Even before the yeast and nematode research, scientists suspected that genes play a role in determining life span. More than 50 gene mutations affecting it have been identified in various animals. Agroup headed by Thomas Perls, of the Boston University School of Medicine and one of the cofounders of Centagenetix, has investigated many centenarians in New England and beyond, and this past November he reported that a gene on chromosome 4 appears related to life span. (People who lived to 100 were more likely to have a particular version of the gene that produces a protein that plays a role in processing fat.)

Such findings dovetail with Kenyon and Guarente’s approach. “When single genes are changed, animals that should be old stay young,” they wrote recently. “In humans, these mutants would be analogous to a ninety year old who looks and feels forty-five. On this basis we begin to think of aging as a disease that can be cured, or at least postponed.”

But skeptics say that extending life span through genetic manipulation is not inevitable. The distinguished gerontologist Leonard Hayflick, a pioneer in the study of aging cells, says he doubts that lives can be significantly prolonged by genetic tinkering and has famously stated that eradicating cancer, heart disease, diabetes and other principal causes of death would add, at most, about 15 years to average life expectancy.
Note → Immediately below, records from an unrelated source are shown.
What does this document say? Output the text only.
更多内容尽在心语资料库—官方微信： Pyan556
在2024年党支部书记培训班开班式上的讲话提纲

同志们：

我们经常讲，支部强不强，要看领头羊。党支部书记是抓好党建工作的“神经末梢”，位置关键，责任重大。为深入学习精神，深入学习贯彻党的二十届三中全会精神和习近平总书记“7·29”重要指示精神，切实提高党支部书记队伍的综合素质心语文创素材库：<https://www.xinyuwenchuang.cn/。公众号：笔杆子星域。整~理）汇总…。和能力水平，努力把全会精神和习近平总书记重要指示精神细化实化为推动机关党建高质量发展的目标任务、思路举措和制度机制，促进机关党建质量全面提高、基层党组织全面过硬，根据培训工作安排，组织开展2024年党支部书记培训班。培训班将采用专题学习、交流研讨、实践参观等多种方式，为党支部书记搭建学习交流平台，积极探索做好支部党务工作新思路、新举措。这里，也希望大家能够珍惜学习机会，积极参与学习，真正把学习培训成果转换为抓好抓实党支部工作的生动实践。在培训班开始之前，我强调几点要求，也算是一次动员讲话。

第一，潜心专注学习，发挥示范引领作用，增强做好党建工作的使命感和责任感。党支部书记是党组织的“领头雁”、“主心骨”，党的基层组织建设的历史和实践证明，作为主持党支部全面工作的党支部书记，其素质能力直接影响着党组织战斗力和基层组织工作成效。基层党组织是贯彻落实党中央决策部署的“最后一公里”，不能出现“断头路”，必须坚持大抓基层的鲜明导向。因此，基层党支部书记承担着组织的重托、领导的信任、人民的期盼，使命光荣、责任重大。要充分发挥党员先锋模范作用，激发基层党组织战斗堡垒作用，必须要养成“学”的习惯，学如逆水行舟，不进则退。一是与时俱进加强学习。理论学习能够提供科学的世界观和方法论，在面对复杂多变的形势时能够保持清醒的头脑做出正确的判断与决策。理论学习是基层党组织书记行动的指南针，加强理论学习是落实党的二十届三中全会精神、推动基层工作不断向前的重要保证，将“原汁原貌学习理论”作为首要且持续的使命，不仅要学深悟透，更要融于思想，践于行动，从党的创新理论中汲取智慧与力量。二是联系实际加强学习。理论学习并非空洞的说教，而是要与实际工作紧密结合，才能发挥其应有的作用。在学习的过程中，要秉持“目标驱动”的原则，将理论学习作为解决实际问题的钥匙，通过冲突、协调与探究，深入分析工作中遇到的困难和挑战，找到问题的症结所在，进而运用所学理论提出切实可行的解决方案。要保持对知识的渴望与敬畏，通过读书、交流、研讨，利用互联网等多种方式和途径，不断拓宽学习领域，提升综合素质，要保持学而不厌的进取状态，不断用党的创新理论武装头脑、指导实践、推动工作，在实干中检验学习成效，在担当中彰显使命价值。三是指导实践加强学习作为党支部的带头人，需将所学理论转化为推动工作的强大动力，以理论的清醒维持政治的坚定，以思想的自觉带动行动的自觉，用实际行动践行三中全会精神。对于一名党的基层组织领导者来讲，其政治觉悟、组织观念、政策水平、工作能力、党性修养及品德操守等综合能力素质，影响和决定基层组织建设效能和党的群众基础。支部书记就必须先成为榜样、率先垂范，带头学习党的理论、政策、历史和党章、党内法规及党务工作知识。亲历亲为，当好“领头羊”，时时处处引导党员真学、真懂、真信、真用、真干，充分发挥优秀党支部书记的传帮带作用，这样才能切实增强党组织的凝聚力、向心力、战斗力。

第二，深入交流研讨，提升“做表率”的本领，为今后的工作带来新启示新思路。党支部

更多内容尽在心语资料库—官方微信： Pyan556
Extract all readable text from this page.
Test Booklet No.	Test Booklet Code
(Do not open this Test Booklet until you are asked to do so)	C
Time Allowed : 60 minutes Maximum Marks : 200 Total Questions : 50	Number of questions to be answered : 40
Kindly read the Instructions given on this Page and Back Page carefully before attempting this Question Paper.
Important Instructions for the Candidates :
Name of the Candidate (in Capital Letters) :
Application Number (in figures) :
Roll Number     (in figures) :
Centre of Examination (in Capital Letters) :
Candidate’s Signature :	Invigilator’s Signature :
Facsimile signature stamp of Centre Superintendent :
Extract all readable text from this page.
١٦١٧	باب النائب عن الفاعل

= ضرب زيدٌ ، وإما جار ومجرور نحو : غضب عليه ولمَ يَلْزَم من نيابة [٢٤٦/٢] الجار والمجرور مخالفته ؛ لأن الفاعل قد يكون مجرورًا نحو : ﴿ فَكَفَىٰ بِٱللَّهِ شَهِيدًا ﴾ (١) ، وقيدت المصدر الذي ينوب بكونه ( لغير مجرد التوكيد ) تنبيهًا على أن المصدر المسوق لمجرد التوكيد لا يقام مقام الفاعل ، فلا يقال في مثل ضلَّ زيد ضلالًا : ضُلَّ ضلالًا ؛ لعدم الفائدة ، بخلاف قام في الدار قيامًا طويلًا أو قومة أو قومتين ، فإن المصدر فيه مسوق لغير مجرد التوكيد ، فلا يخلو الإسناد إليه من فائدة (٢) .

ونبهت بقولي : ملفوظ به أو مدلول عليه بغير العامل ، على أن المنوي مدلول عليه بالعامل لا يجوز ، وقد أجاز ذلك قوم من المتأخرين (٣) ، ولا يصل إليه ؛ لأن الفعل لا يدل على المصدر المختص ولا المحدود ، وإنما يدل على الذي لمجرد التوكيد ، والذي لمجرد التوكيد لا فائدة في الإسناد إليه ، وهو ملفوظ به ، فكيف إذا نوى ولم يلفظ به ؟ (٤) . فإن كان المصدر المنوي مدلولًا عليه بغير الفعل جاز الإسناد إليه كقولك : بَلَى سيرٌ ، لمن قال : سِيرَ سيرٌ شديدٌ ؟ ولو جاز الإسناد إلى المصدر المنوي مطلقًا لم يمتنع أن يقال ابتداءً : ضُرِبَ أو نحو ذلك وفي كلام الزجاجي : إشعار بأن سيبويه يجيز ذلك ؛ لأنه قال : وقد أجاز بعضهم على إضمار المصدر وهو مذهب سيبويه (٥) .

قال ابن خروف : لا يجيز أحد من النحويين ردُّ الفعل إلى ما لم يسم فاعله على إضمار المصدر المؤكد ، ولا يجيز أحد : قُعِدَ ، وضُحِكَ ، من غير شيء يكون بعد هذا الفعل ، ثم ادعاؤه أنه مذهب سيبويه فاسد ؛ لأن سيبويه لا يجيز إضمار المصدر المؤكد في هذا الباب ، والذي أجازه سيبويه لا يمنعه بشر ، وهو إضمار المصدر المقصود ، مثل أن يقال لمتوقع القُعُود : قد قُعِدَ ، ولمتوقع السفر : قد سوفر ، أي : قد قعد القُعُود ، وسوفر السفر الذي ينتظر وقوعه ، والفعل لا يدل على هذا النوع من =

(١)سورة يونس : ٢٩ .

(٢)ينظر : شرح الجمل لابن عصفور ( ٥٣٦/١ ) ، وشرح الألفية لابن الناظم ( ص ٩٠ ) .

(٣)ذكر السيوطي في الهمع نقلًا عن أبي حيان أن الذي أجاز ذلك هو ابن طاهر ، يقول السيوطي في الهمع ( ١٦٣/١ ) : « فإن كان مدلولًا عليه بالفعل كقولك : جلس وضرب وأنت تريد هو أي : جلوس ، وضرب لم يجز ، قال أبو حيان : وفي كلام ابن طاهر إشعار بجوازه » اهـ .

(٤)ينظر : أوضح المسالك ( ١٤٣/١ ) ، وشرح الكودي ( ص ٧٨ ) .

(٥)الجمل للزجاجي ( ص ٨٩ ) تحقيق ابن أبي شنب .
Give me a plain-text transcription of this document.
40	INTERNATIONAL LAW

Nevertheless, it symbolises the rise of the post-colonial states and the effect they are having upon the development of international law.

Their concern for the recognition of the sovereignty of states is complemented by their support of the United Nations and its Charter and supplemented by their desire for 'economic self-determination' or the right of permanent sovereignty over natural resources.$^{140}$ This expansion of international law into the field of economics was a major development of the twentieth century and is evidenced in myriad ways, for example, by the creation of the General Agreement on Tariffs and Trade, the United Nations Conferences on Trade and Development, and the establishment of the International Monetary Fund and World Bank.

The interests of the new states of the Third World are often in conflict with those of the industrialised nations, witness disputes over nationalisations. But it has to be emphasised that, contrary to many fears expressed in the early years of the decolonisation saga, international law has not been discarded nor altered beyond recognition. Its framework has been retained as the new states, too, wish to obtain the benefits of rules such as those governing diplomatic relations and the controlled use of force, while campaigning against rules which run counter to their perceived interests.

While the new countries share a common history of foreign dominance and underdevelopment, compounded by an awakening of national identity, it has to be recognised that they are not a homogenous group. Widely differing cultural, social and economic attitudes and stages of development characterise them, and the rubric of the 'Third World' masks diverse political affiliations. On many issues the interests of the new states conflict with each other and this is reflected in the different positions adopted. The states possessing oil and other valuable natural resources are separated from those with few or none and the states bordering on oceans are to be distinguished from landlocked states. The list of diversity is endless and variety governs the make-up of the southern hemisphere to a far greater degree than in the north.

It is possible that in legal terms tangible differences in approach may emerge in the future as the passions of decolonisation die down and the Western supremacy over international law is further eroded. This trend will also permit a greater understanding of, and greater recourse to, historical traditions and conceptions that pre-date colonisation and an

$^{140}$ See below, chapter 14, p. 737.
S. Jay Olshansky, a biodemographer at the University of Illinois at Chicago, applauds the work on nematode aging but questions its relevance to people. Human life span, he suggested at a recent scientific meeting, is not a simple matter of genetics: “There are no death or aging genes—period.” He bases his assertion on evolutionary reasoning, arguing that natural selection operates primarily on traits that affect an organism’s ability to reproduce; accordingly, one would not expect evolution to favor genes that extend an organism’s life much beyond its reproductive years. In fact, Olshansky has warned that trying to extend human life by manipulating genes could have “unintended and unwanted consequences,” such as an extremely old person who is physically fit but cognitively impaired.

Every month, however, it seems a new research report adds credence to the notion that the fundamental ravages of aging might at least be blunted by exploiting the biochemical pathways discovered by Kenyon and Guarente. This past August, HarvardMedicalSchool researcher David Sinclair and colleagues reported that several common organic molecules— including resveratrol, an ingredient in red wine—activate sir-like proteins in human cells and extend the life span of laboratory yeast. Those findings have bolstered the observation that people who drink moderate amounts of alcohol, including wine, appear to live longer than those who abstain. Sinclair, a former post-doctoral fellow in Guarente’s MIT lab, has said he plans to set up his own company to develop a drug that acts like resveratrol. Says Kenyon: “It’s kind of romantic that red wine contains something that could extend your longevity, don’t you think?”

Given the mere hint of such possibilities, she is struggling to balance the unforgiving demands of science against the expectations of a public understandably eager to live longer. Some scientists have gone so far as to talk of “practical immortality,” the idea that human life span can be extended perhaps hundreds of years. Kenyon recoils from the notion, but does not entirely retreat from its contemplation. “These worms aren’t immortal. They live twice as long. Or they live four times as long. In fact, we can now get ’em to live six times as long.” She pauses, then allows that it’s not theoretically impossible to make nematodes practically immortal, though, she says, “we haven’t.”

And therein may lie the difference between molecular biologists and philosophers: the latter often inflect their pronouncements with a palpable, if unspoken, “but.” The unspoken phrase for biologists is always “not yet.”